Disclaimer: The views and opinions expressed below are those of Mark Pew, Senior Vice President of Product Development and Marketing, and do not necessarily reflect the views of Preferred Medical.
China has pledged to crack down on fentanyl production and create harsher punishments for those who manufacture and sell it. This is important because China has been called the “largest source of illicit fentanyl and fentanyl-like substances in the United States.” Recently, China has been criticized for not doing enough to stop the drug from reaching the US (either direct through postal services or across the border). And since fentanyl has been involved in more overdoses than ever before, many experts believe this promise could initiate a decline in such overdose deaths. However, some people are less optimistic stating that you can’t just address the routes of the drug but must also address the drivers of the demand for that drug in order to truly make an impact. Many experts feel that other countries will begin producing fentanyl instead, so the problem will not be fixed at all. Because there are many stakeholders and drivers of the opioid epidemic, overdose deaths are more complicated than a single policy change. But ever single action matters.
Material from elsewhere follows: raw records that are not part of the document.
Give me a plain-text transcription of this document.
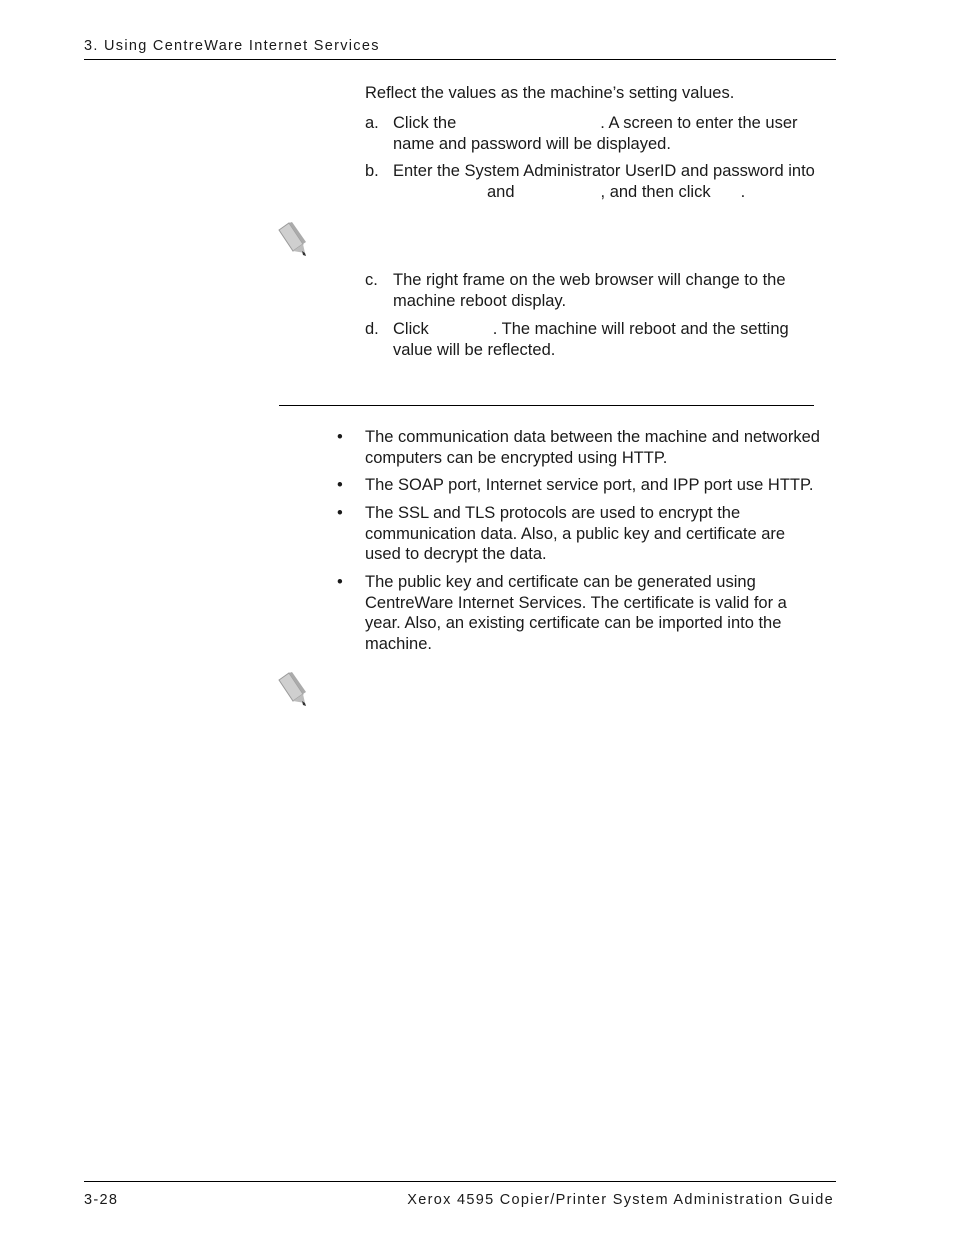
3. Using CentreWare Internet Services
Reflect the values as the machine’s setting values.
a. Click the	. A screen to enter the user
name and password will be displayed.
b. Enter the System Administrator UserID and password into
and	, and then click .
c. The right frame on the web browser will change to the
machine reboot display.
d. Click	. The machine will reboot and the setting
value will be reflected.
• The communication data between the machine and networked
computers can be encrypted using HTTP.
• The SOAP port, Internet service port, and IPP port use HTTP.
• The SSL and TLS protocols are used to encrypt the
communication data. Also, a public key and certificate are
used to decrypt the data.
• The public key and certificate can be generated using
CentreWare Internet Services. The certificate is valid for a
year. Also, an existing certificate can be imported into the
machine.
3-28	Xerox 4595 Copier/Printer System Administration Guide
An important story in regards to the #opioid epidemic…
“China has reportedly pledged to designate the potent synthetic opioid fentanyl and similar drugs as controlled substances, subjecting those who sell them to harsher punishments and potentially slowing their flow into the U.S.”
As I blogged about on 7/5/16 (“Fentanyl Folly“) and 11/15/16 (“Overseas Opioids“), “entrepreneurs” in China have been a key component in the rise of #fentanyl (and it’s various analogues) in the US. According to the National Institute on Drug Abuse, the growth in deaths from fentanyl is staggering…
The only thing that kept the statistics from being even worse is the increased access to naloxone to reverse the overdoses. For the sake of thousands of people, this promise needs to turn into action.